What sets it apart is not simply the macro-argument, what Trumpism is—how we’ve arrived here, and how democracies slide into authoritarianism—but its structure. Kreider frames the entire piece around a real event from his girlfriend’s youth: a terrifying encounter with a man she later in life recognized as the serial killer Israel Keyes. At seventeen, alone on a mountain trail, she survived by doing the counterintuitive thing: she stayed calm, engaged him directly, made eye contact, and refused to accept the victim role he was trying to impose. Her composure didn’t guarantee her safety, but it allowed her to navigate a situation in which panic would likely have been fatal.
That story becomes Kreider’s central analogy for our lethal national moment — when the danger is obvious to anyone who isn’t in denial, yet the rituals of normalcy compel us to behave as if things are merely “unprecedented” or “norm-breaking” rather than openly authoritarian.
This, I think, is the problem with the newly conciliatory Bill Maher, who now preaches a sort of kumbaya politics that feels more like a policy for “getting along” than one of resistance. For me, January 6 and everything that followed makes that approach unworkable.
Kreider would likely argue that this is also the problem with much of the traditional media: the persistent fantasy that “the system will hold” if only both sides show enough respect and tolerance. Where Kreider and Maher might actually agree is in their fear that the moment we drop the pretense of dialogue altogether, things could tip from a cold civil conflict into a hot one.
With that in mind, Kreider urges a different kind of resistance: to continue exhausting every legal and democratic tool available — courts, protests, boycotts, the defense of immigrants, insistence on due process, and protection of fair elections. The goal is not moral purity but tactical advantage: foul the authoritarian machinery from within the confines of legitimacy, buying time until circumstances shift. And when they do, the very Republicans who have bent the knee to Trump may ultimately turn on him the instant he becomes a liability.
In the end, what Kreider offers is a reminder that composure is a strategy that neither underestimates the danger nor romanticizes resistance. We only have to keep the machinery of democracy running long enough for the forces opposing it to exhaust themselves or turn on one another. And as his girlfriend’s story makes clear, survival sometimes depends less on bold, dramatic gestures than on the simple refusal to play the role the aggressor has written for you.

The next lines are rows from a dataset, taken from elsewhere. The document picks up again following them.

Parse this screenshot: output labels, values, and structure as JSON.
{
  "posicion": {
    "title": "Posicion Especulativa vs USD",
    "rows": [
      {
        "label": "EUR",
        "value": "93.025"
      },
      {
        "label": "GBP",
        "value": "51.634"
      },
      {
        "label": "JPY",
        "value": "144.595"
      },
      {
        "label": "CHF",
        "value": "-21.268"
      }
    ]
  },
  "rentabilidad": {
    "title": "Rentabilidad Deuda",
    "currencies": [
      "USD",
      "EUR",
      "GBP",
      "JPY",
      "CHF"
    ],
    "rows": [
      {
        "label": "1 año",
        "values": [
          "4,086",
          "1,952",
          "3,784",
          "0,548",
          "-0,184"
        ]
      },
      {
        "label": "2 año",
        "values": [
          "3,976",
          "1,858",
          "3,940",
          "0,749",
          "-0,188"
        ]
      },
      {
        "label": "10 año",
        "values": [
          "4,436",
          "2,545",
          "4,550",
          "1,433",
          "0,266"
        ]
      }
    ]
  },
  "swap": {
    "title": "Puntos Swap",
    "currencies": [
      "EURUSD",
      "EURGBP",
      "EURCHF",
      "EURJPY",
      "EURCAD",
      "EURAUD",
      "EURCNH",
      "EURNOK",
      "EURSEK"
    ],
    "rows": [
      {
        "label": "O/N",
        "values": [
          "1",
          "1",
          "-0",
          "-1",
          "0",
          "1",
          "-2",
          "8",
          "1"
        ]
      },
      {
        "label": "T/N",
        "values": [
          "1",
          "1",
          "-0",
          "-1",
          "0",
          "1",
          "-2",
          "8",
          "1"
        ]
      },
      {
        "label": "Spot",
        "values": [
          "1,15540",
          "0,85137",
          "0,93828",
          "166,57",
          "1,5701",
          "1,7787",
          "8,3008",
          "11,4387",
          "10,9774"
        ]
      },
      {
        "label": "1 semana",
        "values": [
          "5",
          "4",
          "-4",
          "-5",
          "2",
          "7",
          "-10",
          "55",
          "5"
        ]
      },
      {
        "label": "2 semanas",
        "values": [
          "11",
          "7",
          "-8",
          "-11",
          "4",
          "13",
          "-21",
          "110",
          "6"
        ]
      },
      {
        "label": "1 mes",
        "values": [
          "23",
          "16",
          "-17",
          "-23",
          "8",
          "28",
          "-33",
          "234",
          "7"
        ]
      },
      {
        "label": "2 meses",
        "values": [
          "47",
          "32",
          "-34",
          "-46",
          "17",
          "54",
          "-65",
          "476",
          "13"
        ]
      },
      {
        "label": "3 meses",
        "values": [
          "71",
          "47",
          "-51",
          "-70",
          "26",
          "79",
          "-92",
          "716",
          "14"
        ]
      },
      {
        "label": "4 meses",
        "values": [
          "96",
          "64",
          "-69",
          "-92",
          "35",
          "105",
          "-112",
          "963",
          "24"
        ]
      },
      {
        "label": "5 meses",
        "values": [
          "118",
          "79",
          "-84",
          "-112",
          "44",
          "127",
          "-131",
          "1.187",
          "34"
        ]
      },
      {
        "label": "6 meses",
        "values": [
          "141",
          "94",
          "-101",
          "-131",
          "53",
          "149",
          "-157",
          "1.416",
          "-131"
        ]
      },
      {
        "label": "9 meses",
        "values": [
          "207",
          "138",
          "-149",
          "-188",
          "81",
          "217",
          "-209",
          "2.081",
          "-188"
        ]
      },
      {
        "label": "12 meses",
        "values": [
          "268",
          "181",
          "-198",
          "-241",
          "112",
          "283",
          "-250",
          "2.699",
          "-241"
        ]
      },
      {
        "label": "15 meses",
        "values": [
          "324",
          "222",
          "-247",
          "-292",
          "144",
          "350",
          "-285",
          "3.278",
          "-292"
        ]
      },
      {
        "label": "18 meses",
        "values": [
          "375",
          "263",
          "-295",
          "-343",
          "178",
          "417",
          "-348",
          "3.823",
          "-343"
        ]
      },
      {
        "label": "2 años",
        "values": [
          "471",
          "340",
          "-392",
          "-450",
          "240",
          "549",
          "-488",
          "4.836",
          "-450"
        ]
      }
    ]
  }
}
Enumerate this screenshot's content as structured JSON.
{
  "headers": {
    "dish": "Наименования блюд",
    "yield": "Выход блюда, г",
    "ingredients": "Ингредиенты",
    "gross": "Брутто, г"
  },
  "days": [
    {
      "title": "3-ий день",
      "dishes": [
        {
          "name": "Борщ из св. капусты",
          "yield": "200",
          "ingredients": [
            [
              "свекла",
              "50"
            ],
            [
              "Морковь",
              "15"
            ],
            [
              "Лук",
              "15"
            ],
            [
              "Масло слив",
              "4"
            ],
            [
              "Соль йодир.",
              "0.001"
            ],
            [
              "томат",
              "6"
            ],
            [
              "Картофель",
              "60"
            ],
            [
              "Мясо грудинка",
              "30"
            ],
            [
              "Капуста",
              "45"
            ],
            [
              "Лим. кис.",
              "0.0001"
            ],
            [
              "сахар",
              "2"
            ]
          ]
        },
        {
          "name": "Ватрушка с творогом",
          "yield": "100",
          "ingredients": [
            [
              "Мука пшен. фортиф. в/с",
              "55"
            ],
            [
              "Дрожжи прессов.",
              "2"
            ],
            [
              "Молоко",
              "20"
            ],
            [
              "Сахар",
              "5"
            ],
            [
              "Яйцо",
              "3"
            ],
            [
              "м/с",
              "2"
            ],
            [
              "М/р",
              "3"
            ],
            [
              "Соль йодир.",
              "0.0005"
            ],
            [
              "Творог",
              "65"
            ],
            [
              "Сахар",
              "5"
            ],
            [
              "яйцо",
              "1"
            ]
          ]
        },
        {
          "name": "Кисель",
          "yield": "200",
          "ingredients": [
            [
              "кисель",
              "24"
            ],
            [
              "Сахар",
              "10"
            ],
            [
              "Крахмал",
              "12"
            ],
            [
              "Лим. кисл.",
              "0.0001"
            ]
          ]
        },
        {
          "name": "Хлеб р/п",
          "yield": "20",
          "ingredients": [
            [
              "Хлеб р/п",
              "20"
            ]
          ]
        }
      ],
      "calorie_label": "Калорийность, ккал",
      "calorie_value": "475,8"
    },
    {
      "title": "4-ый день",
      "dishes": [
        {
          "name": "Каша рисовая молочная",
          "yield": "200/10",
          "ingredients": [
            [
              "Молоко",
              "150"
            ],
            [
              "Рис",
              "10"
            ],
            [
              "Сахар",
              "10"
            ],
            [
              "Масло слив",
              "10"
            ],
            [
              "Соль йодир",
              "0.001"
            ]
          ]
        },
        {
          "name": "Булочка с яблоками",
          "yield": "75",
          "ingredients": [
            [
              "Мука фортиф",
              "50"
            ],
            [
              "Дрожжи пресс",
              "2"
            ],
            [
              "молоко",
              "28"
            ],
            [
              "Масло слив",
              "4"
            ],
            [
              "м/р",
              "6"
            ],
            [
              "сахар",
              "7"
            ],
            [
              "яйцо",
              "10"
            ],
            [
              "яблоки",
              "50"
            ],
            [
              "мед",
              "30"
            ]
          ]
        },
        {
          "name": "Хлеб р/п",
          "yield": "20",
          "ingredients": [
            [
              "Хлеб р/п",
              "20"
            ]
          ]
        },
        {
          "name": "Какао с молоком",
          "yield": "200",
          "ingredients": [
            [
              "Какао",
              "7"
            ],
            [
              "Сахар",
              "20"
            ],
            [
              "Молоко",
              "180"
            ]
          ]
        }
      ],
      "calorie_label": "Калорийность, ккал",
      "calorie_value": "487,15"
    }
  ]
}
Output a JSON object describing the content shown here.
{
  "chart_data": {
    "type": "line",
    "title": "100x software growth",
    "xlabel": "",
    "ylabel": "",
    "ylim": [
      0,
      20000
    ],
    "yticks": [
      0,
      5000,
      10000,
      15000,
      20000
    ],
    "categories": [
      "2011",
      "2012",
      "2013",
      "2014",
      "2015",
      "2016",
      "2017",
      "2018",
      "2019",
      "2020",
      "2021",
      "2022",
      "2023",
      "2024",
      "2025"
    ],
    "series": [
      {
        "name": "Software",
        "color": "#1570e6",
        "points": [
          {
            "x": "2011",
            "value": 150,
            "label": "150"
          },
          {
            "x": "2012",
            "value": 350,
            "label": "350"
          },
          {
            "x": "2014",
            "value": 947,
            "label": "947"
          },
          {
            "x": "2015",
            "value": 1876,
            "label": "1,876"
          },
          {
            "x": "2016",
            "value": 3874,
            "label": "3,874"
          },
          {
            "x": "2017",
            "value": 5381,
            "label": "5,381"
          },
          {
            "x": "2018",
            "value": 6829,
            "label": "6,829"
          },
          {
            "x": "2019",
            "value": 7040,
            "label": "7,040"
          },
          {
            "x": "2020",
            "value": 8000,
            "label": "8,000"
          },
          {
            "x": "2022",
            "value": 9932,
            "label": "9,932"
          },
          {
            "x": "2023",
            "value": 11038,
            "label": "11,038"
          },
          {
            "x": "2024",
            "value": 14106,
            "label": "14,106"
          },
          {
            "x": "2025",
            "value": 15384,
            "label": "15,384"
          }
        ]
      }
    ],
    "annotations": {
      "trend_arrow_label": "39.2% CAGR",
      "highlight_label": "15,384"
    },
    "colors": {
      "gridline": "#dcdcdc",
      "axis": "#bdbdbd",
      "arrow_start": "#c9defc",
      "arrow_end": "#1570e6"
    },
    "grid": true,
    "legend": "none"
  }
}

Full circle now, with Thanksgiving in mind. Fifteen years ago I marked the holiday with a photograph of my younger family and a warning about “increased polarization in this country.” That was during the Tea Party’s rise — a tremor we now recognize as the prelude to all that followed. So I’ll end as I did then, with something simple and still true:
To friends and family, near and far, Happy Thanksgiving — my favorite holiday, and a uniquely American one.